Could “Wi-Fi onload” help to avert the spectrum crunch?
UK newspaper the Daily Telegraph reported at the weekend that BT was planning to “shake up” the telecoms market by launching mobile services that rely partly on its extensive network of Wi-Fi hotspots.
Steve Dyett, Head of Wi-Fi solutions and wholesale portfolio development at BT Global Telecoms markets, added at the Transport Networks for Mobile Operators conference in London yesterday that “we can make a Wi-Fi network look like a cellular network”. Clever securitisation techniques promise seamless connection as a user goes from hotspot to hotspot.
Speaking to PolicyTracker after his presentation, he said that the principle is “Wi-Fi onload” because the data traffic will be taken to the core through its fibre network. This will be a “true heterogeneous approach,” he added.
Can such network ever really be “like” a cellular network? According to Dyett’s presentation, BT currently provides Wi-Fi coverage for around 43 per cent of the population through the 5.5 million hotspots it supports. These hotspots are mostly based on its broadband customers’ routers.

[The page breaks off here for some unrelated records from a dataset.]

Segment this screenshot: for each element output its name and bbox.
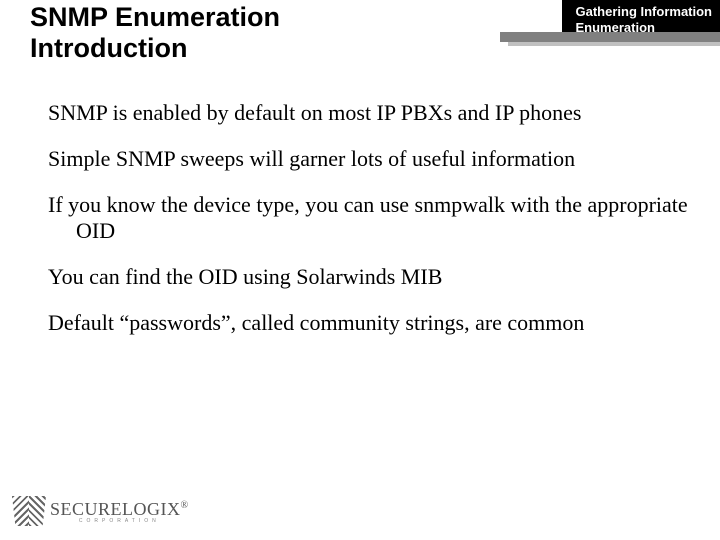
bullet-item: If you know the device type, you can use… (48, 192, 690, 244)
logo-rest: ECURELOGIX (61, 499, 181, 519)
slide-body: SNMP is enabled by default on most IP PB… (48, 100, 690, 356)
logo-letter-s: S (50, 499, 61, 519)
company-logo: SECURELOGIX® CORPORATION (12, 496, 189, 526)
logo-text: SECURELOGIX® (50, 499, 189, 520)
slide: Gathering Information Enumeration SNMP E… (0, 0, 720, 540)
section-tab-line1: Gathering Information (576, 4, 713, 20)
bullet-item: SNMP is enabled by default on most IP PB… (48, 100, 690, 126)
title-line2: Introduction (30, 33, 187, 63)
tab-shadow-1 (500, 32, 720, 42)
logo-text-wrap: SECURELOGIX® CORPORATION (50, 499, 189, 524)
slide-header: Gathering Information Enumeration SNMP E… (0, 0, 720, 78)
registered-icon: ® (181, 500, 189, 511)
tab-shadow-2 (508, 42, 720, 46)
bullet-item: Simple SNMP sweeps will garner lots of u… (48, 146, 690, 172)
logo-mark-icon (12, 496, 46, 526)
bullet-item: You can find the OID using Solarwinds MI… (48, 264, 690, 290)
bullet-item: Default “passwords”, called community st… (48, 310, 690, 336)
slide-title: SNMP Enumeration Introduction (30, 2, 280, 64)
title-line1: SNMP Enumeration (30, 2, 280, 32)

But Dyett was not at the conference to make claims about the use of unlicensed for coverage; his emphasis was on capacity. According to him, “3G networks are creaking” and there is plenty of spare capacity in the unlicensed bands, particularly at 5 GHz.
For coverage, BT has an MVNO deal with Everything Everywhere and 50 MHz of 2.6 GHz spectrum it acquired last year which its press office tells us will be integrated into the company’s mobile offering by the end of their “two year journey to an inside-out network” through the use of Wi-Fi/4G cores.
This is a fascinating prospect, but it raises many questions: can it offer the same quality of service as the mobile networks, or will customers have to keep logging into Wi-Fi networks? Is this just a PR spin on the classic “fixed line incumbent gets MVNO to offer triple or quadruple play”? We will investigate in forthcoming articles.